The downturn was primarily driven by a steeper contraction in new sales, which fell at the fastest pace since April. Survey participants attributed the drop in orders to subdued economic conditions, rising prices, and greater wage pressures.
Business activity decreased for the seventh consecutive month, with the rate of decline accelerating to the strongest level in three months, though remaining moderate and below the long-run trend. The wholesale and retail sectors recorded the sharpest declines in sales, output, and purchases.
Employment growth stalled in September, ending a two-month period of job creation. Nearly all surveyed companies reported no change in their workforces, with many citing a lack of new work as reducing the need to hire staff. Business confidence also dipped to one of its lowest levels in the survey’s history.
On a positive note, input cost inflation eased to the slowest pace in six months, mainly linked to the Egyptian pound’s strengthening against the US dollar and its impact on import prices. However, staff costs increased at the fastest rate since May 2024.

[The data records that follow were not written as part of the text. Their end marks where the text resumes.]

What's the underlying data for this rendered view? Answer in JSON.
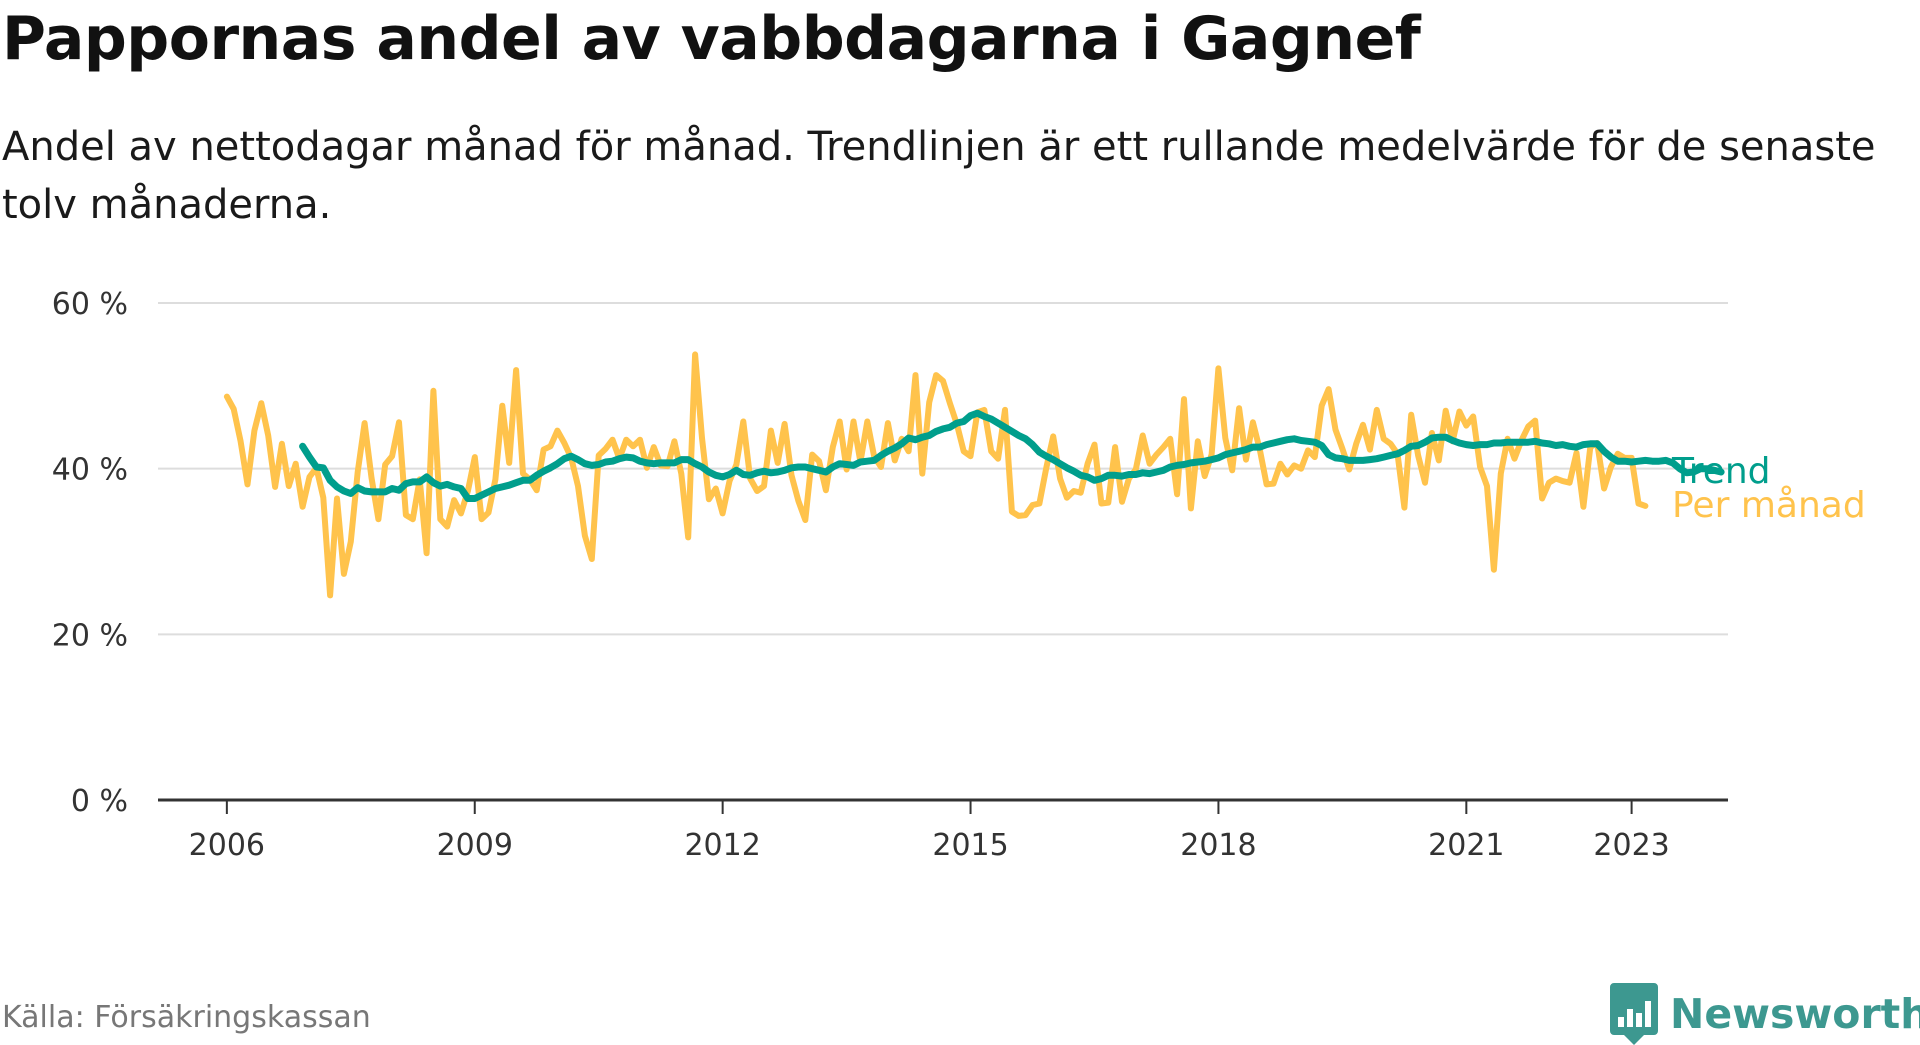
{
  "chart_data": {
    "type": "line",
    "title": "Pappornas andel av vabbdagarna i Gagnef",
    "subtitle": "Andel av nettodagar månad för månad. Trendlinjen är ett rullande medelvärde för de senaste tolv månaderna.",
    "ylim": [
      0,
      60
    ],
    "yticks": [
      0,
      20,
      40,
      60
    ],
    "ytick_labels": [
      "0 %",
      "20 %",
      "40 %",
      "60 %"
    ],
    "xlim": [
      "2005-03",
      "2024-03"
    ],
    "xticks": [
      "2006-01",
      "2009-01",
      "2012-01",
      "2015-01",
      "2018-01",
      "2021-01",
      "2023-01"
    ],
    "xtick_labels": [
      "2006",
      "2009",
      "2012",
      "2015",
      "2018",
      "2021",
      "2023"
    ],
    "grid": true,
    "series": [
      {
        "name": "Per månad",
        "color": "#ffc34c",
        "start": "2006-01",
        "values": [
          48.7,
          47.2,
          43.3,
          38.1,
          44.6,
          47.9,
          44.0,
          37.8,
          43.0,
          37.9,
          40.6,
          35.4,
          39.0,
          40.1,
          36.5,
          24.7,
          36.4,
          27.3,
          31.2,
          39.6,
          45.5,
          38.9,
          33.9,
          40.5,
          41.5,
          45.6,
          34.4,
          33.9,
          38.7,
          29.8,
          49.4,
          33.9,
          33.0,
          36.2,
          34.6,
          37.3,
          41.4,
          33.9,
          34.7,
          38.7,
          47.6,
          40.7,
          51.9,
          39.4,
          38.7,
          37.4,
          42.3,
          42.7,
          44.6,
          43.1,
          41.3,
          37.9,
          31.9,
          29.1,
          41.6,
          42.4,
          43.5,
          41.2,
          43.5,
          42.7,
          43.5,
          40.1,
          42.6,
          40.4,
          40.3,
          43.3,
          39.4,
          31.7,
          53.8,
          43.7,
          36.3,
          37.6,
          34.6,
          38.5,
          40.5,
          45.7,
          38.8,
          37.3,
          37.9,
          44.6,
          40.7,
          45.4,
          39.2,
          36.1,
          33.8,
          41.7,
          40.9,
          37.4,
          42.6,
          45.7,
          39.9,
          45.7,
          40.8,
          45.7,
          41.5,
          40.2,
          45.5,
          41.0,
          43.6,
          42.1,
          51.3,
          39.4,
          48.0,
          51.3,
          50.6,
          47.9,
          45.4,
          42.1,
          41.5,
          46.8,
          47.1,
          42.1,
          41.2,
          47.1,
          34.8,
          34.3,
          34.4,
          35.6,
          35.8,
          40.1,
          43.9,
          38.8,
          36.5,
          37.3,
          37.1,
          40.6,
          42.9,
          35.8,
          35.9,
          42.6,
          36.0,
          38.8,
          39.9,
          44.0,
          40.6,
          41.7,
          42.6,
          43.6,
          36.9,
          48.4,
          35.2,
          43.3,
          39.1,
          41.7,
          52.1,
          43.7,
          39.8,
          47.3,
          41.1,
          45.6,
          42.3,
          38.1,
          38.2,
          40.6,
          39.3,
          40.4,
          40.0,
          42.2,
          41.4,
          47.6,
          49.6,
          44.7,
          42.4,
          39.9,
          43.0,
          45.3,
          42.3,
          47.1,
          43.6,
          43.0,
          41.8,
          35.3,
          46.5,
          41.6,
          38.3,
          44.3,
          41.0,
          47.0,
          43.3,
          46.9,
          45.2,
          46.3,
          40.2,
          37.9,
          27.8,
          39.4,
          43.6,
          41.2,
          43.4,
          45.1,
          45.8,
          36.4,
          38.3,
          38.8,
          38.5,
          38.3,
          41.9,
          35.4,
          42.6,
          43.1,
          37.6,
          40.2,
          41.8,
          41.3,
          41.3,
          35.8,
          35.5
        ]
      },
      {
        "name": "Trend",
        "color": "#009e8c",
        "start": "2006-12",
        "values": [
          42.7,
          41.4,
          40.2,
          40.1,
          38.6,
          37.8,
          37.3,
          37.0,
          37.7,
          37.3,
          37.2,
          37.2,
          37.2,
          37.6,
          37.4,
          38.2,
          38.4,
          38.4,
          39.0,
          38.3,
          37.9,
          38.1,
          37.8,
          37.6,
          36.4,
          36.4,
          36.8,
          37.2,
          37.6,
          37.8,
          38.0,
          38.3,
          38.6,
          38.6,
          39.2,
          39.7,
          40.1,
          40.6,
          41.2,
          41.5,
          41.1,
          40.6,
          40.4,
          40.5,
          40.8,
          40.9,
          41.2,
          41.4,
          41.3,
          40.9,
          40.7,
          40.6,
          40.7,
          40.7,
          40.7,
          41.1,
          41.1,
          40.6,
          40.2,
          39.6,
          39.2,
          39.0,
          39.3,
          39.8,
          39.3,
          39.2,
          39.5,
          39.7,
          39.5,
          39.6,
          39.8,
          40.1,
          40.2,
          40.2,
          40.0,
          39.8,
          39.6,
          40.2,
          40.6,
          40.5,
          40.4,
          40.8,
          40.9,
          41.0,
          41.6,
          42.1,
          42.5,
          43.0,
          43.7,
          43.5,
          43.8,
          44.0,
          44.5,
          44.8,
          45.0,
          45.5,
          45.7,
          46.4,
          46.7,
          46.3,
          46.0,
          45.5,
          45.0,
          44.5,
          44.0,
          43.6,
          42.9,
          42.0,
          41.5,
          41.1,
          40.6,
          40.1,
          39.7,
          39.2,
          39.0,
          38.6,
          38.8,
          39.2,
          39.2,
          39.1,
          39.3,
          39.3,
          39.5,
          39.4,
          39.6,
          39.8,
          40.2,
          40.4,
          40.5,
          40.7,
          40.8,
          40.9,
          41.1,
          41.3,
          41.7,
          41.9,
          42.1,
          42.3,
          42.6,
          42.6,
          42.9,
          43.1,
          43.3,
          43.5,
          43.6,
          43.4,
          43.3,
          43.2,
          42.8,
          41.7,
          41.3,
          41.2,
          41.0,
          41.0,
          41.0,
          41.1,
          41.2,
          41.4,
          41.6,
          41.8,
          42.2,
          42.7,
          42.8,
          43.2,
          43.7,
          43.8,
          43.8,
          43.4,
          43.1,
          42.9,
          42.8,
          42.9,
          42.9,
          43.1,
          43.1,
          43.2,
          43.2,
          43.2,
          43.2,
          43.3,
          43.1,
          43.0,
          42.8,
          42.9,
          42.7,
          42.6,
          42.9,
          43.0,
          43.0,
          42.1,
          41.4,
          40.9,
          40.9,
          40.8,
          40.9,
          41.0,
          40.9,
          40.9,
          41.0,
          40.7,
          40.0,
          39.5,
          39.6,
          40.0,
          40.0,
          39.8,
          39.6
        ]
      }
    ]
  },
  "footer": {
    "source": "Källa: Försäkringskassan",
    "brand": "Newsworthy",
    "brand_color": "#3d9890"
  }
}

Prices charged by businesses rose for the fifth consecutive month, though at a slightly slower pace than in August. Companies primarily implemented price increases to pass higher costs on to customers.
David Owen, Senior Economist at S&P Global Market Intelligence, noted that while companies are struggling to gain new work amid challenging market conditions, "they can take some comfort from a softening of input cost pressures, driven by the pound’s strengthening against the US dollar over recent months."
The PMI has remained below the 50.0 neutral mark for seven straight months, indicating ongoing contraction in Egypt’s non-oil private sector.